El tiempo vuela. Las máquinas suenan y en perfecta sincronía derriban los pequeños cimientos que ilusas levantaron. Vienen los tiempos de ajustar cuentas, la muerte social, el aislamiento, la cárcel, el insulto, el desprecio de los ejércitos inmortales, de las fundaciones impías, de los carteles de camisas a cuadros y gomina en el pelo.
Las risas agresivas son naturales. Uno a uno cayeron todos los que tenían que caer. En las fronteras morales se saben triunfantes y con saña nos mostrarán sus trofeos. Se oye una voz que arenga gritando «Cicig», y todos al unísono contestan, como salmo responsorial, «¡comunista!».
CC, ¡comunista!
ONU, ¡comunista!
Escritores, ¡comunistas siempre!
Libreros, ¡comunistas muertos de hambre!
Estudiantes, ¡comunistas por ahora! (ya cambiarán).
Profesionales, ¡traidores!, ¡comunistas mal agradecidos!
Semilla, ¡neoguerrilleros comunistas!
Periodistas, ¡comunistas hasta que se les llega al precio!
FECI, ¡comunista!
Procurador de los derechos humanos, ¡asqueroso comunista!
Y todos los que los apoyaron, ¡ignorantes y manipulados comunistas!

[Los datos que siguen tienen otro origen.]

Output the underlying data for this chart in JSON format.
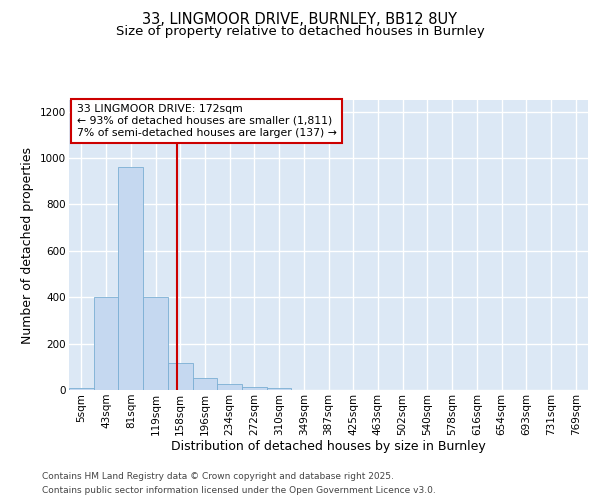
{
  "title_line1": "33, LINGMOOR DRIVE, BURNLEY, BB12 8UY",
  "title_line2": "Size of property relative to detached houses in Burnley",
  "xlabel": "Distribution of detached houses by size in Burnley",
  "ylabel": "Number of detached properties",
  "bin_labels": [
    "5sqm",
    "43sqm",
    "81sqm",
    "119sqm",
    "158sqm",
    "196sqm",
    "234sqm",
    "272sqm",
    "310sqm",
    "349sqm",
    "387sqm",
    "425sqm",
    "463sqm",
    "502sqm",
    "540sqm",
    "578sqm",
    "616sqm",
    "654sqm",
    "693sqm",
    "731sqm",
    "769sqm"
  ],
  "bar_heights": [
    10,
    400,
    960,
    400,
    115,
    50,
    25,
    15,
    10,
    0,
    0,
    0,
    0,
    0,
    0,
    0,
    0,
    0,
    0,
    0,
    0
  ],
  "bar_color": "#c5d8f0",
  "bar_edgecolor": "#7bafd4",
  "vline_color": "#cc0000",
  "annotation_text": "33 LINGMOOR DRIVE: 172sqm\n← 93% of detached houses are smaller (1,811)\n7% of semi-detached houses are larger (137) →",
  "annotation_box_color": "#cc0000",
  "annotation_bg": "#ffffff",
  "ylim": [
    0,
    1250
  ],
  "yticks": [
    0,
    200,
    400,
    600,
    800,
    1000,
    1200
  ],
  "footnote1": "Contains HM Land Registry data © Crown copyright and database right 2025.",
  "footnote2": "Contains public sector information licensed under the Open Government Licence v3.0.",
  "fig_bg_color": "#ffffff",
  "plot_bg_color": "#dce8f5",
  "grid_color": "#ffffff",
  "title_fontsize": 10.5,
  "subtitle_fontsize": 9.5,
  "axis_label_fontsize": 9,
  "tick_fontsize": 7.5,
  "footnote_fontsize": 6.5
}
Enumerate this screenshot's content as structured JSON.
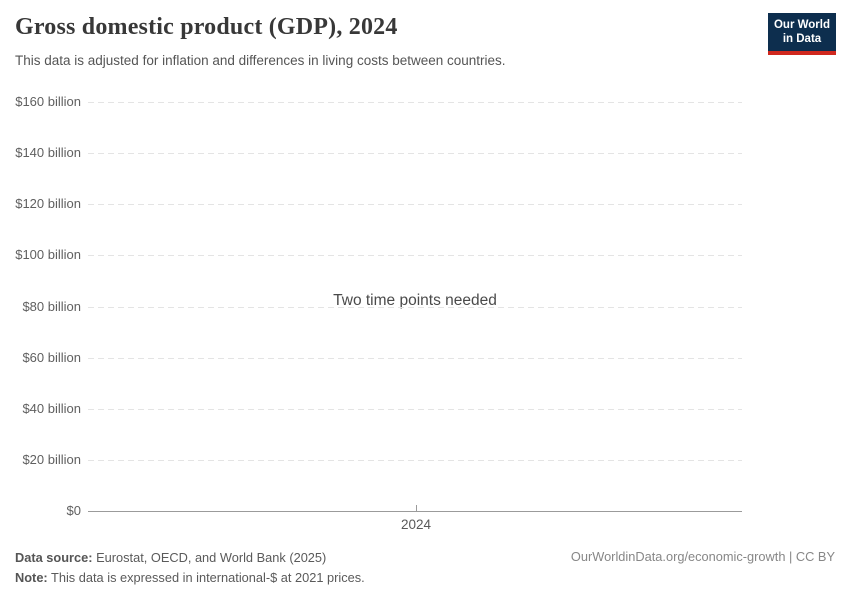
{
  "header": {
    "title": "Gross domestic product (GDP), 2024",
    "subtitle": "This data is adjusted for inflation and differences in living costs between countries.",
    "logo": {
      "line1": "Our World",
      "line2": "in Data",
      "bg_color": "#0d2e4e",
      "accent_color": "#d0281e"
    }
  },
  "chart_data": {
    "type": "line",
    "title": "Gross domestic product (GDP), 2024",
    "message": "Two time points needed",
    "series": [],
    "x_ticks": [
      "2024"
    ],
    "y_ticks": [
      "$160 billion",
      "$140 billion",
      "$120 billion",
      "$100 billion",
      "$80 billion",
      "$60 billion",
      "$40 billion",
      "$20 billion",
      "$0"
    ],
    "ylim": [
      0,
      160000000000
    ],
    "ylabel": "",
    "xlabel": "",
    "grid": "horizontal dashed",
    "legend": "none"
  },
  "footer": {
    "source_label": "Data source:",
    "source_text": "Eurostat, OECD, and World Bank (2025)",
    "note_label": "Note:",
    "note_text": "This data is expressed in international-$ at 2021 prices.",
    "link_text": "OurWorldinData.org/economic-growth | CC BY"
  }
}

Ellos, los que apoyaron, podrán ser perdonados si en público y en un acto de contrición sincero confiesan sus pecados comunistas y declaran su profesión de fe, su juramento a la bandera entre granaderas, bendiciones y noches de gloria, con las banderas como capas de superhéroe adornando las reuniones cívicas de camisas blancas y hojaldras de la San Martín. Así serán redimidos y acogidos por los santos varones de la independencia de 1821, de las jornadas del 54 y de la constitución del 86: su santa biblia laica, la que funciona y funciona muy bien.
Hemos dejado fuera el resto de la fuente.